La Commission du portefeuille de l’eau et de l’assainissement tient actuellement des audiences publiques sur le projet de loi qui vise à interdire l’achat, la vente et le commerce privés de l’eau, permettant au département de révoquer les licences des fournisseurs défaillants et d’intervenir directement lorsque les robinets sont à sec.

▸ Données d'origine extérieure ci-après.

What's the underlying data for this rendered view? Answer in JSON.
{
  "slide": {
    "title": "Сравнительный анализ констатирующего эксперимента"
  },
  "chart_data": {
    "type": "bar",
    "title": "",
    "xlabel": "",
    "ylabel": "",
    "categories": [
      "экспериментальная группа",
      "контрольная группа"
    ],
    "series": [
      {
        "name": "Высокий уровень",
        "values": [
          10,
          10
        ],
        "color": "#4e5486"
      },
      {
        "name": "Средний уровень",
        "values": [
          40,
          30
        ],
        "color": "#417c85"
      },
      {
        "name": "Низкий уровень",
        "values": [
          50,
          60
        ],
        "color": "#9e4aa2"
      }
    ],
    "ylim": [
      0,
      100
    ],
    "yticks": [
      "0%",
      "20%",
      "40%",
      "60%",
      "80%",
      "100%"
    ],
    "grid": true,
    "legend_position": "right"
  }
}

Parmi les préoccupations soulevées par les résidents lors des audiences du week-end figure la dépendance croissante à l’égard des camions-citernes, dont l’approvisionnement ne répond souvent pas aux normes de qualité.
Ils ont également exprimé leurs inquiétudes concernant la corruption et la mauvaise gouvernance au niveau des gouvernements locaux, affirmant que ces facteurs contribuent à l’échec de la fourniture de services d’eau et d’assainissement durables.
À l’approche des élections locales, pour les communautés qui luttent contre des pénuries d’eau, l’accès à cette ressource essentielle influencera certainement la prise de décision lors des urnes.
Les problèmes importants d’approvisionnement en eau du Mpumalanga ont été largement attribués aux défaillances des infrastructures et de la distribution.
Le projet de loi modifiant le projet de loi sur les services d’eau établit des normes de compétence minimales pour éviter la négligence des infrastructures d’eau et introduit des sanctions plus strictes en cas de non-conformité et de prestataires de services d’eau non agréés.
Le représentant provincial de l’Association des gouvernements locaux d’Afrique du Sud (SALGA), Walter Mngomezulu, a affirmé que les autorités n’agissent pas contre ceux qui exploitent illégalement les sources d’eau.
« Qu’il s’agisse d’une mine ou d’un agriculteur, je peux vous le dire d’ici décembre, nous retournerons au Jour Zéro si rien n’est fait. »
Par ailleurs, le coordinateur de district d’Afriforum, Hennie Bekker, a déclaré que même si le groupe de pression soutient le projet de loi, la mauvaise gouvernance est en grande partie responsable des problèmes d’eau de la province.
« Nous tenons à souligner que donner plus de pouvoir au ministre ne résoudra pas ces problèmes à moins qu’il n’y ait également une surveillance indépendante, des garanties procédurales claires et une véritable responsabilisation des municipalités. »
Bekker a déclaré que les résidents doivent supporter le poids de l’incapacité des municipalités à payer Rand Water pour l’approvisionnement en gros.